Tom's on call this week and his phone just went off.  Guess he's going to have to head into work.  He started bugging me about being up at this hour.  I assured him I'd slept from 10 until 2.   He's always on my case about how I don't get enough sleep.   Then again, he'd sleep 20 hours a day if he could.  I guess he's not the only one with that opinion though since Sean casually mentioned the other day....Mom...how come you never sleep?
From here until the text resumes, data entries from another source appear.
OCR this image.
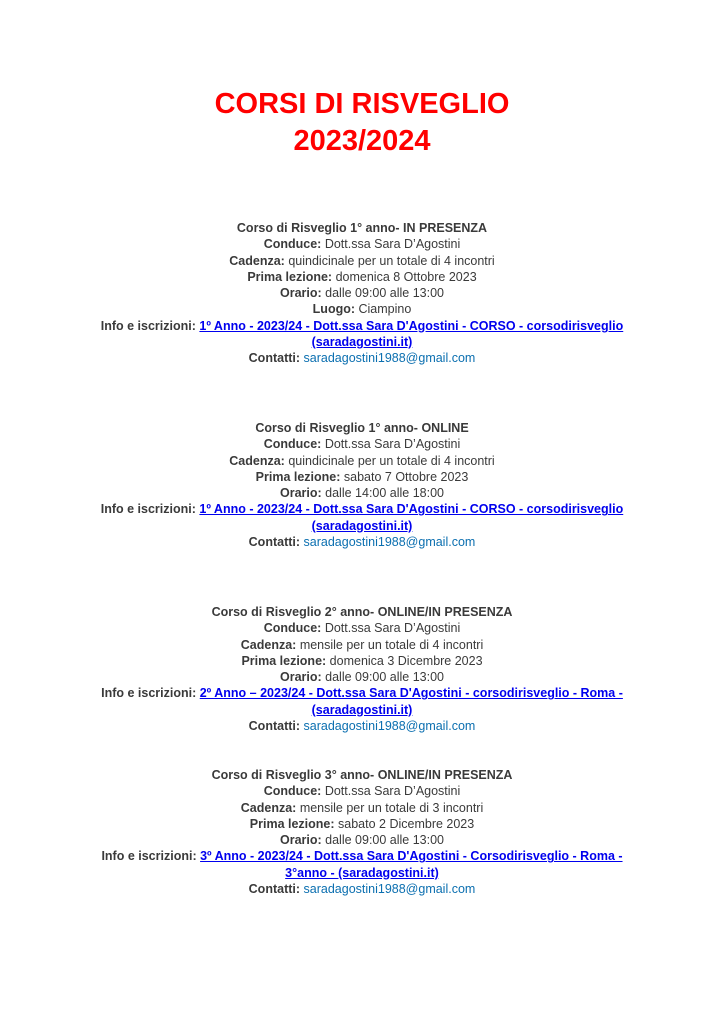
CORSI DI RISVEGLIO
2023/2024
Corso di Risveglio 1° anno- IN PRESENZA
Conduce: Dott.ssa Sara D’Agostini
Cadenza: quindicinale per un totale di 4 incontri
Prima lezione: domenica 8 Ottobre 2023
Orario: dalle 09:00 alle 13:00
Luogo: Ciampino
Info e iscrizioni: 1º Anno - 2023/24 - Dott.ssa Sara D'Agostini - CORSO - corsodirisveglio
(saradagostini.it)
Contatti: saradagostini1988@gmail.com
Corso di Risveglio 1° anno- ONLINE
Conduce: Dott.ssa Sara D’Agostini
Cadenza: quindicinale per un totale di 4 incontri
Prima lezione: sabato 7 Ottobre 2023
Orario: dalle 14:00 alle 18:00
Info e iscrizioni: 1º Anno - 2023/24 - Dott.ssa Sara D'Agostini - CORSO - corsodirisveglio
(saradagostini.it)
Contatti: saradagostini1988@gmail.com
Corso di Risveglio 2° anno- ONLINE/IN PRESENZA
Conduce: Dott.ssa Sara D’Agostini
Cadenza: mensile per un totale di 4 incontri
Prima lezione: domenica 3 Dicembre 2023
Orario: dalle 09:00 alle 13:00
Info e iscrizioni: 2º Anno – 2023/24 - Dott.ssa Sara D'Agostini - corsodirisveglio - Roma -
(saradagostini.it)
Contatti: saradagostini1988@gmail.com
Corso di Risveglio 3° anno- ONLINE/IN PRESENZA
Conduce: Dott.ssa Sara D’Agostini
Cadenza: mensile per un totale di 3 incontri
Prima lezione: sabato 2 Dicembre 2023
Orario: dalle 09:00 alle 13:00
Info e iscrizioni: 3º Anno - 2023/24 - Dott.ssa Sara D'Agostini - Corsodirisveglio - Roma -
3°anno - (saradagostini.it)
Contatti: saradagostini1988@gmail.com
Oh weird night.  Tom headed out the door and two of my kids ended up waking up and coming out.  One went to back to bed shortly after getting up.  The other asked to use this computer and then started talking.  Talking about things that haven't been talked about in years.  Things that I've always wondered about.  And the best thing....they told me they loved me and appreciated everything I've done.   Words that make a mom's sacrifice totally worth it.

I think I'll end this on that note.  

  

1 comment:

Thia said...

4 hours of sleep? Oh my goodness. I can't even think of dealing with that. In fact, 7 hours has not been working for me. Last weekend I got two nights of nearly 10 hours and the few days after that were pretty good. Then the nights of 7 hours caught up with me again and I was a bear. Had nearly 10 last night, thinking today will be good once I get going. Now...that's not 10 uninterrupted. I am up once or twice with the kids during a night, but usually fall right back to sleep. I'm working on 8 years of sleep deprivation.